Elucidating the energy transfer process in mononuclear and binuclear lanthanide complexes of the anti-inflammatory drug ibuprofen: From synthesis to high luminescence emission

Abstract

This work presents the synthesis, solid state characterization and complete photoluminescence study of three new important classes of lanthanide complexes containing the non-steroidal anti-inflammatory drug (NSAID) Ibuprofen. The analytical and spectroscopic data reveals the formation of nine complexes with the general formula [Ln(Ibf)3(H2O)2], [Ln2(Ibf)6(bpy)2] and [Ln2(Ibf)6(phen)2] (Ln=EuIII, GdIII and TbIII, Ibf=Ibuprofen ligand, bpy=2,2′- bipyridine and phen=1,10-phenanthroline). The molecular structures of the EuIII complexes were calculated using the RM1 model, and your optimized ground state geometries were used to calculated all details involved in the energy transfer process and compared with experimental data.
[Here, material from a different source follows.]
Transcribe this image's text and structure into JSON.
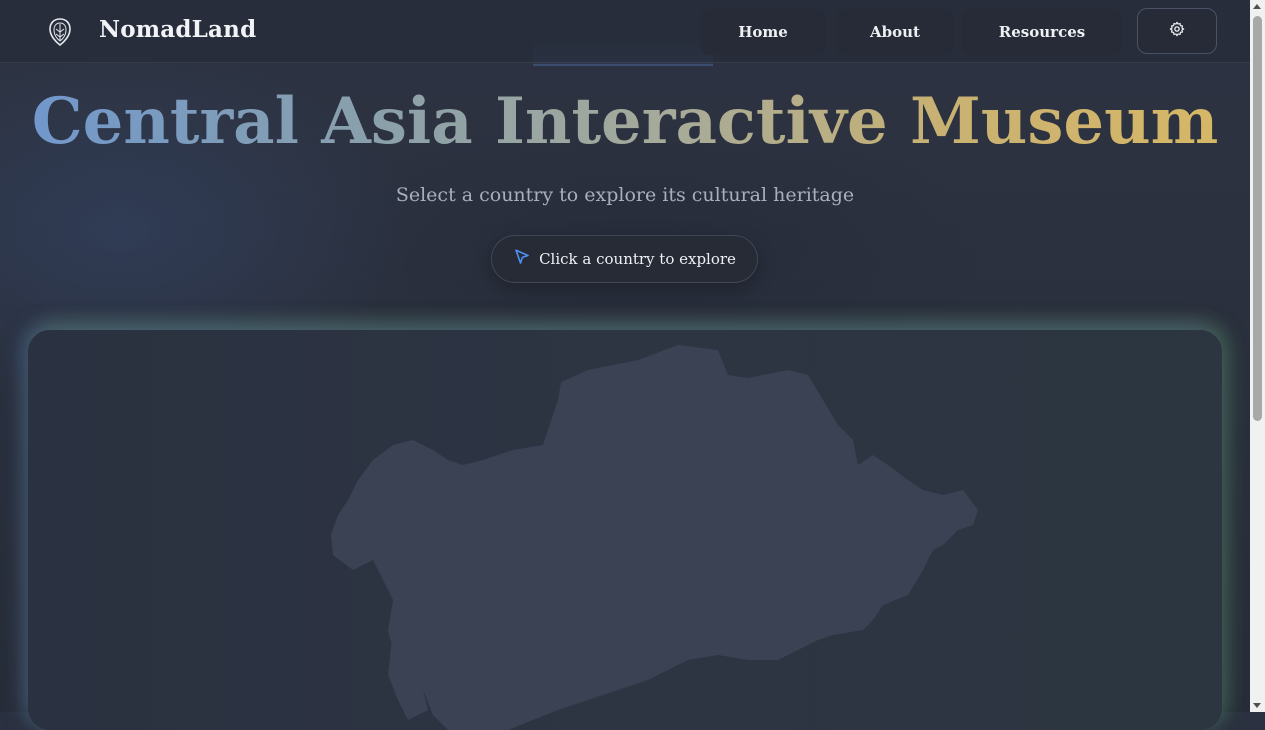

The phosphorescence measurements of the GdIII complexes, allowed the identification of the lowest ligand triplet state, proving that the photoluminescence in the EuIII and TbIII Ibuprofen complexes is proposed to be a ligand sensitized luminescence process. The presence of N,N-donors (bpy or phen) in the structure of the EuIII Ibuprofen complexes results in an 3 to 4-fold increase in the quantum efficiency when compared with the EuIII complex without N,N-donors ligands. The high emission quantum efficiency (η=69–80%) for EuIII complexes showed that they can be potential candidates as emitters in biologic assays.